The PO writes the problem, the user context, and the business rules. The team translates them into precise acceptance criteria. The PO reviews the translation. That is the complete division of labour.

Three exercises to get your team started

The shift from user stories to SDD tickets is not primarily a writing skill. It is a thinking skill: the ability to make implicit assumptions explicit before implementation. The following three exercises are designed to build that skill in a team context, using work you are already doing. Each can be run in a single session with no preparation beyond choosing a real ticket from your backlog.

Exercise 1

The Ambiguity Hunt

Time: 15 minutes

Take a user story scheduled for the next sprint. Set a timer for five minutes. As a group, write down every question a developer would need answered to implement it fully, including questions about empty states, error conditions, edge cases, concurrent actions, and what happens when a dependency is slow or unavailable.

Most teams find 15 to 25 unanswered questions in a typical story. When the timer ends, spend the remaining ten minutes answering all of them as a group. That list of answers is your first SDD ticket draft.

Goal: make visible how much implicit knowledge lives in a story and has never been written down.

Exercise 2

The AI Prompt Test

Time: 20 minutes

Take a story from your backlog that has been waiting more than two sprints. Write your best SDD ticket for it, taking no more than 10 minutes. Then open an AI assistant and paste your ticket with this prompt: 'Implement this specification. Before you begin, ask me about anything that is unclear.'

Count the clarifying questions the AI asks. Each one is a gap in your spec. Work as a team to answer them all, then rewrite the ticket with those gaps closed.
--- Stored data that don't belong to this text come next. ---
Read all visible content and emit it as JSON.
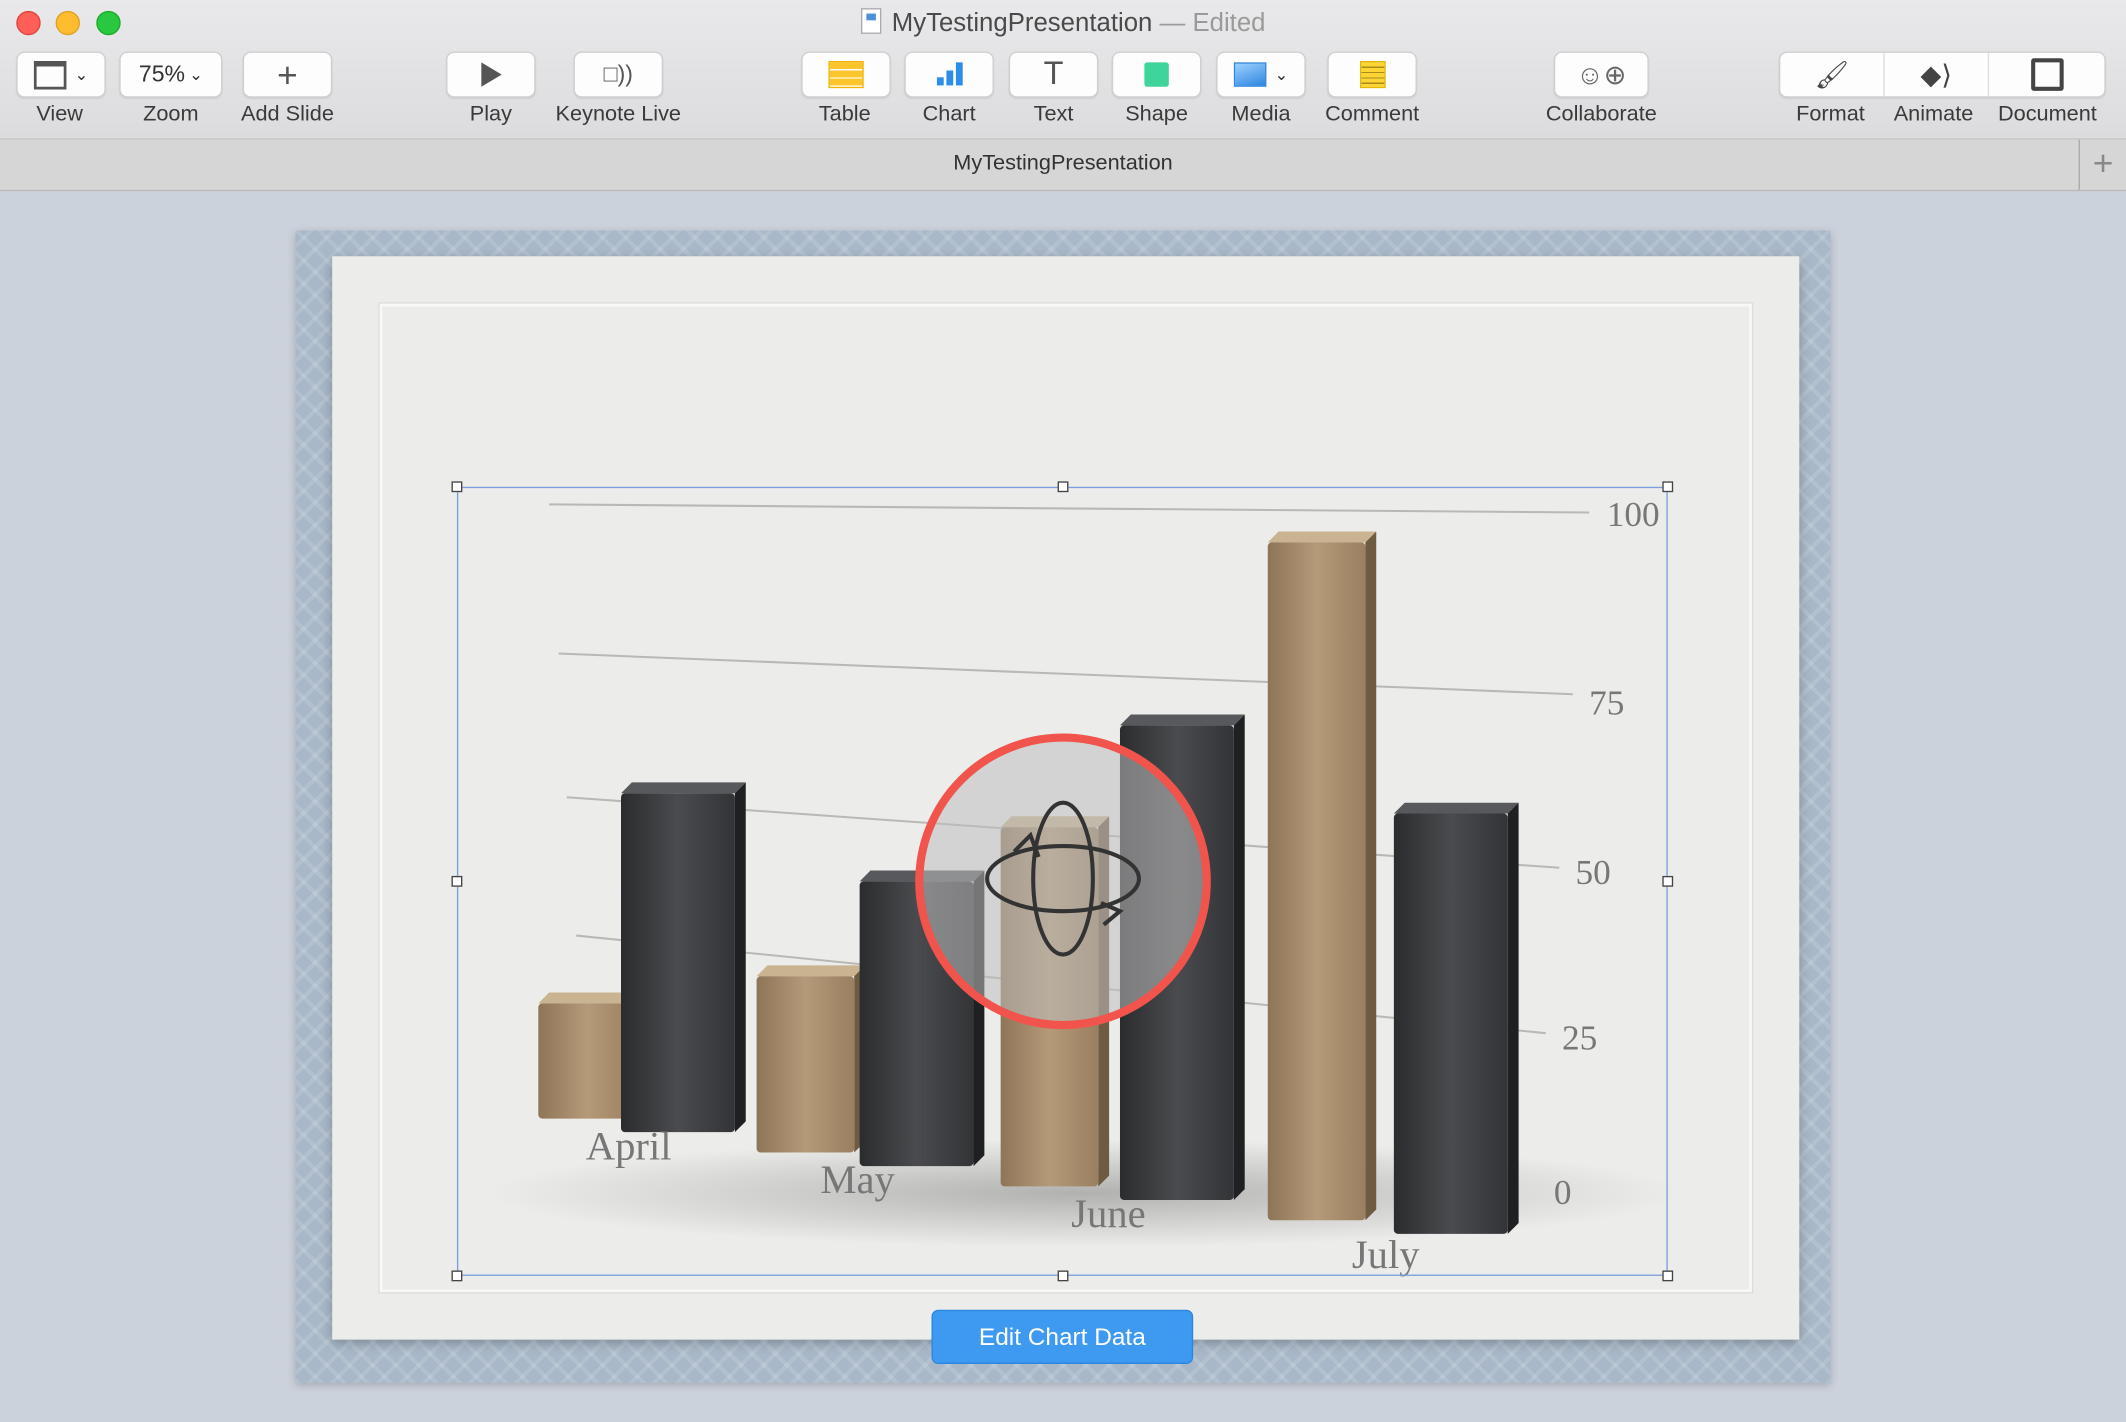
{
  "window": {
    "title": "MyTestingPresentation",
    "status": "— Edited",
    "tab": "MyTestingPresentation"
  },
  "toolbar": {
    "view": "View",
    "zoom_value": "75%",
    "zoom": "Zoom",
    "add_slide": "Add Slide",
    "play": "Play",
    "keynote_live": "Keynote Live",
    "table": "Table",
    "chart": "Chart",
    "text": "Text",
    "shape": "Shape",
    "media": "Media",
    "comment": "Comment",
    "collaborate": "Collaborate",
    "format": "Format",
    "animate": "Animate",
    "document": "Document"
  },
  "edit_chart_button": "Edit Chart Data",
  "colors": {
    "accent": "#3d9af0",
    "rotate_ring": "#f0544c",
    "series_tan": "#a88d6c",
    "series_dark": "#3c3d3f"
  },
  "chart_data": {
    "type": "bar",
    "style": "3d",
    "categories": [
      "April",
      "May",
      "June",
      "July"
    ],
    "series": [
      {
        "values": [
          17,
          26,
          53,
          100
        ]
      },
      {
        "values": [
          50,
          42,
          70,
          62
        ]
      }
    ],
    "yticks": [
      "0",
      "25",
      "50",
      "75",
      "100"
    ],
    "ylim": [
      0,
      100
    ],
    "grid": true
  }
}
Goal: use AI as an ambiguity detector. If the AI cannot implement without asking, neither can a developer.

Exercise 3

The Swap Test

Time: 30 minutes

Split into pairs. Each person takes one upcoming story and writes a SDD ticket, working alone for 20 minutes. Then swap tickets. Without discussing the feature, the reviewer asks one question: could I implement this without asking anything? They note every gap and unstated assumption they find.

Swap back. Each writer revises their ticket to close the gaps. Swap again. The ticket is done when the reviewer cannot find a single remaining assumption.
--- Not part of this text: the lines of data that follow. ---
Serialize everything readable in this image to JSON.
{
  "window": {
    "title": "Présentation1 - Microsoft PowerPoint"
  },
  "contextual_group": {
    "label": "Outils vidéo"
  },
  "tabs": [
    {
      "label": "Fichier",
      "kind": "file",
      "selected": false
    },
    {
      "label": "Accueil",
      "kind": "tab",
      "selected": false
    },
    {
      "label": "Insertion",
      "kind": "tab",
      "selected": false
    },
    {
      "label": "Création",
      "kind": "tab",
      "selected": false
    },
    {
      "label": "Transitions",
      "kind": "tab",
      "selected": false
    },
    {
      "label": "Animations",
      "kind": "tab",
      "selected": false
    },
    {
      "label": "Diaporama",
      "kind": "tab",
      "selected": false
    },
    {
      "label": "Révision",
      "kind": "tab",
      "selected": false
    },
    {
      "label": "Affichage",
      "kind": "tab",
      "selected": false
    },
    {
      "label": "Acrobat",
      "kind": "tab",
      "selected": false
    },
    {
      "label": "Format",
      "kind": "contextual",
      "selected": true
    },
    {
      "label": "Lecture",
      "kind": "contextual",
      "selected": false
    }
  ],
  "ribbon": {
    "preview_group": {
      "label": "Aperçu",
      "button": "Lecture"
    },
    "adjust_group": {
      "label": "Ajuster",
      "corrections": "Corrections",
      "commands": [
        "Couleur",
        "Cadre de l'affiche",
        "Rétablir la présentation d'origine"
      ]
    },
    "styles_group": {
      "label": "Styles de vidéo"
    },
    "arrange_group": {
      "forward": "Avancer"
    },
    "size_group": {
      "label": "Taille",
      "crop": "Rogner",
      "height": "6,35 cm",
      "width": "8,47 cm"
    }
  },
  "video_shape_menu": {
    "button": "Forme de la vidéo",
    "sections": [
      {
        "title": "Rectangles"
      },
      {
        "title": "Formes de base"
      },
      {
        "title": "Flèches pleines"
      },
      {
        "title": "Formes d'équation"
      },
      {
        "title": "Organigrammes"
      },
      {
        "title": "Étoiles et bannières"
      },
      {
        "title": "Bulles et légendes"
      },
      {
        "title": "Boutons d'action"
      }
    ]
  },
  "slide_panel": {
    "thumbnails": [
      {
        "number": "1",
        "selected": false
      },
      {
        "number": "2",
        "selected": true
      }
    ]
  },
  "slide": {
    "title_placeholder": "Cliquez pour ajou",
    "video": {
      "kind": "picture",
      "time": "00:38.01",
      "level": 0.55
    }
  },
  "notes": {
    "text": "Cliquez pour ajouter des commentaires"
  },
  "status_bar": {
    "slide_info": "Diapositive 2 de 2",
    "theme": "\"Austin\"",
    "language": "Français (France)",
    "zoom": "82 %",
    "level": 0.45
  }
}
Goal: run once per sprint for four sprints. By sprint four, the quality of tickets in refinement will be noticeably different.

A note on expectations: the first SDD ticket your team writes will not be a good one, and neither will the second. Writing precise specifications is a skill, and it improves with deliberate practice. What changes quickly is the team's ability to see ambiguity, to notice when a requirement leaves open a question the implementation will have to answer. That awareness changes how stories are written, how they are discussed in refinement, and how developers interact with AI tools when they pick the ticket up.

The teams that make this transition well are not the ones that adopted a rigid template and enforced it from day one. They are the ones that started with these exercises, built a shared vocabulary for what a complete specification looks like, and let their own format emerge from that vocabulary. The goal is not a better template. It is a team that thinks differently about what it means to be ready to build.

Completeness is a thinking skill before it is a writing skill. These exercises train the ability to see ambiguity before implementation reveals it at the worst possible moment.